The Malaysian Hong Leong Financial Group has again apologised for a controversial insurance ad, which centred on a clumsy ‘blackfaced’ domestic worker, which last week provoked a raft of negative stories in the international media and together with a social media backlash forced the bank to withdraw the campaign from TV, online and outdoor.

In the wake of the global media coverage which saw the story about the Hong Kong ad campaign, picked up by Al Jazeera, Time Magazine (online), News Corp’s major Australian online portal and Hong Kong’s largest english language newspaper the South China Morning Post, the bank on Friday issued a second apology for the insurance ad.

“It was truly never our intention for it to be offensive and any unintended miscommunication is deeply regretted. As such, we have earlier in the week taken action to withdraw the advertisement,” said Harry Wong, director and general manager of Hong Leong Insurance.
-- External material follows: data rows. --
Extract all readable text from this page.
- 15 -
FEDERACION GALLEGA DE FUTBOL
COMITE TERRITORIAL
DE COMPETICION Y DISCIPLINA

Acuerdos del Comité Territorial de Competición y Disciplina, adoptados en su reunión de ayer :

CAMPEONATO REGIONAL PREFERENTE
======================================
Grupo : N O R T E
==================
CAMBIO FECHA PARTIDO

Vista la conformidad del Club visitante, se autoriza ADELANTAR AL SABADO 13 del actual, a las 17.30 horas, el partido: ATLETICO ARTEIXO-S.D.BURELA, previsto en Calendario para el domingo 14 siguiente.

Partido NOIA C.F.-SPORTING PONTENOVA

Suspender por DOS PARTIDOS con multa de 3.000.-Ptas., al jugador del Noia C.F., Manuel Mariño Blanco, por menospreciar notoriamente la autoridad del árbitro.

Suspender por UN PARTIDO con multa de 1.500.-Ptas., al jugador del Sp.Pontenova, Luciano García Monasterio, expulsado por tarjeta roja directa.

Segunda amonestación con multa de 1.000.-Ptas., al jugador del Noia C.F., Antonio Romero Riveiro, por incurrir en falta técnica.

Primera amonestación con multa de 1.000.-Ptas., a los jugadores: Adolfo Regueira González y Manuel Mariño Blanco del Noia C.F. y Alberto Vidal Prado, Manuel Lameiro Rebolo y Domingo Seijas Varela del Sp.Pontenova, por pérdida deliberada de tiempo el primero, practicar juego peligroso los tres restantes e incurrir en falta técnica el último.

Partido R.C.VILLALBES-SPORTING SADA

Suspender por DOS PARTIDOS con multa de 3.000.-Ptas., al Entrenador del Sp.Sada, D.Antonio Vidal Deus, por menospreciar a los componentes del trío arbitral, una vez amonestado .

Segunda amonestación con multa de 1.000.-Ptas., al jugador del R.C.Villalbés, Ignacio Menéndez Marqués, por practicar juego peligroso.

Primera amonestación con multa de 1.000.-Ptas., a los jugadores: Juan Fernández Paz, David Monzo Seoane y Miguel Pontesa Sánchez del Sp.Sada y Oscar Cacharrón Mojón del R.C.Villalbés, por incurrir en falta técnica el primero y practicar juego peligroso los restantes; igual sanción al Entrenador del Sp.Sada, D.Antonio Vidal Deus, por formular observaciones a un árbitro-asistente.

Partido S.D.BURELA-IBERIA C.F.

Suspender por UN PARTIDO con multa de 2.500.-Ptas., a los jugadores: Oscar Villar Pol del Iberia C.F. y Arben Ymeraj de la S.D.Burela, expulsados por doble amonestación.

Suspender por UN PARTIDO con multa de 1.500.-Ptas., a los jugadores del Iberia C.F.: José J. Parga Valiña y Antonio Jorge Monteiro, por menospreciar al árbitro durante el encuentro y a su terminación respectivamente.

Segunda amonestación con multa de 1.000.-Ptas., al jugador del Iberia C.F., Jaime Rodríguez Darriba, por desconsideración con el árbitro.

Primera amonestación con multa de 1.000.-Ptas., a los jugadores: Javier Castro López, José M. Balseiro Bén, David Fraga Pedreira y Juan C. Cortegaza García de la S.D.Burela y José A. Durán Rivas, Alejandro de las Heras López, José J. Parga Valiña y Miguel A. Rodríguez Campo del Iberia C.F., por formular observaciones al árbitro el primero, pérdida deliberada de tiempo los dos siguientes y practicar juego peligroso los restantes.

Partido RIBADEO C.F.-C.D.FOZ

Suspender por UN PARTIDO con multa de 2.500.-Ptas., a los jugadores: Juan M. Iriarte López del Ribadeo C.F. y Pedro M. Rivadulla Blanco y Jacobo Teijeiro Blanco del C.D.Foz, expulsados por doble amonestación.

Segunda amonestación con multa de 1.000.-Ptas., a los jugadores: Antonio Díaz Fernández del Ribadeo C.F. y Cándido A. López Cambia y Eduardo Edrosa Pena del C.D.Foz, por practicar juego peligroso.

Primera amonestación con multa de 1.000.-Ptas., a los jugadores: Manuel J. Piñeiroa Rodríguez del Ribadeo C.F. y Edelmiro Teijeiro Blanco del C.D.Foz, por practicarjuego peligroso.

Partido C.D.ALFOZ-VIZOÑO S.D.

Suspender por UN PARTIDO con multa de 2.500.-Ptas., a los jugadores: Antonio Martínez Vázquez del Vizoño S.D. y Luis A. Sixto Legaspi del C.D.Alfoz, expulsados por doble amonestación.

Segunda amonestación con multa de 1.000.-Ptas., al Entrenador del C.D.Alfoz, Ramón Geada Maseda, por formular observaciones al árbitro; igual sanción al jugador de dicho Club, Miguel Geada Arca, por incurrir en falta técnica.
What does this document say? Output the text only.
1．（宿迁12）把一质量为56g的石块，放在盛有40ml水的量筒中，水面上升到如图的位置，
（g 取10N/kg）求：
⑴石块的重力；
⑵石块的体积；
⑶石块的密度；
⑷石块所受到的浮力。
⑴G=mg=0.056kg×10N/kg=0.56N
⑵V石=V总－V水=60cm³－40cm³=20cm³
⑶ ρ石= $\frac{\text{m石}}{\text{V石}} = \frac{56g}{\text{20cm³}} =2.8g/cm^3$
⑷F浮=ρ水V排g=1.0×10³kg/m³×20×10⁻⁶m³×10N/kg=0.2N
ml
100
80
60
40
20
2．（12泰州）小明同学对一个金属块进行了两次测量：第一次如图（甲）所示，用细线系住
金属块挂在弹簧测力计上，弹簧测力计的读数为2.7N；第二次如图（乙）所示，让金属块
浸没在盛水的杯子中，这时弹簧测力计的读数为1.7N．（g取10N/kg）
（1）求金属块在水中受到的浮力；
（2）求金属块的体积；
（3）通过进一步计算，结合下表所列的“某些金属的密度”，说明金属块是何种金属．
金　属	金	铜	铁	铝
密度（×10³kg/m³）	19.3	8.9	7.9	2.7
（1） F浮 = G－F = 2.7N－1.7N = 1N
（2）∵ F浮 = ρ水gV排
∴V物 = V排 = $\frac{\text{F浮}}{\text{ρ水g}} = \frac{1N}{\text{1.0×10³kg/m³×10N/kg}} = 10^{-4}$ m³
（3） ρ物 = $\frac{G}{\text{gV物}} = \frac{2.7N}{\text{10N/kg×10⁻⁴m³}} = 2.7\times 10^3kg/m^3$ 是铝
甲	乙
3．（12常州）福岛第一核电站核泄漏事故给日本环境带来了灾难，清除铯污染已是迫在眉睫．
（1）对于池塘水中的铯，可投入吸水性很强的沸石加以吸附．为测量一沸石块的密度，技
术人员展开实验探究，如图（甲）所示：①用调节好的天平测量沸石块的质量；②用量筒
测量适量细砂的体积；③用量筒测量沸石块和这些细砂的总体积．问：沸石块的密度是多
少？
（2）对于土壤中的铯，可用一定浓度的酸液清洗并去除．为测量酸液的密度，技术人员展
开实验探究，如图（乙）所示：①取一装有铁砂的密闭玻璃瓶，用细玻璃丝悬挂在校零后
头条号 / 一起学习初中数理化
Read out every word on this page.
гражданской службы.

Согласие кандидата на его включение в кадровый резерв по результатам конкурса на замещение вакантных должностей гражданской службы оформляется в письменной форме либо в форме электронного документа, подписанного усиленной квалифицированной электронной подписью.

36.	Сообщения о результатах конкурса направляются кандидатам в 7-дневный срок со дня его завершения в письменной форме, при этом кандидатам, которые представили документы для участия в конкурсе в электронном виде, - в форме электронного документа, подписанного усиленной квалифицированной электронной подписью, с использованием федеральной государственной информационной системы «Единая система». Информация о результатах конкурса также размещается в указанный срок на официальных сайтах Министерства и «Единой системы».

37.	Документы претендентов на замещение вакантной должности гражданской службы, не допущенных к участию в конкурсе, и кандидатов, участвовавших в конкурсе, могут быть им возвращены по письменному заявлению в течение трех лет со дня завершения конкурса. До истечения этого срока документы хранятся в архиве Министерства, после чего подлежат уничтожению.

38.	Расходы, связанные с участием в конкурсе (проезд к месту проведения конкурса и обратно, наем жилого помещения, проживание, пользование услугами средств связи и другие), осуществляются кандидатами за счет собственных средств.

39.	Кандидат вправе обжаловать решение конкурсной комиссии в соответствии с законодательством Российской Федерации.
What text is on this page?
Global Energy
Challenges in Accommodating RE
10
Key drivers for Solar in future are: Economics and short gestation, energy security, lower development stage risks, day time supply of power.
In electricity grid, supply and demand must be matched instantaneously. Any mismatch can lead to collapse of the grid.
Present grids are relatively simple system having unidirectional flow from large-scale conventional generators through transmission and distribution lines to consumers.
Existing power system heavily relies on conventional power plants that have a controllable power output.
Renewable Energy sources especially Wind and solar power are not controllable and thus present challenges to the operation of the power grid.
“We reiterate that Hong Leong Insurance (Asia) Ltd has the greatest respect for the people and we will ensure that we will be more sensitive with our future advertisements,” he said, while confirming that the ad had been made in-house without the involvement of an advertising agency.

In response to questions from Mumbrella Asia a spokesman for the bank confirmed that the ad campaign was only shown in the Hong Kong market and began airing on May 7 before being withdrawn from TV and online on June 18, after negative social media reaction and media coverage, while the outdoor campaign was not withdrawn until June 21 due to challenges in withdrawing all the inventory from buses etc.

Asked about who created the advertising campaign a spokesman said: “The idea of the advertisement was developed during internal brainstorming sessions between our own marketing colleague and the production team without the involvement of any agency.

“As the company head, the general manager of Hong Leong Insurance Asia Ltd (Harry Wong) is taking accountability for the advertisement program.”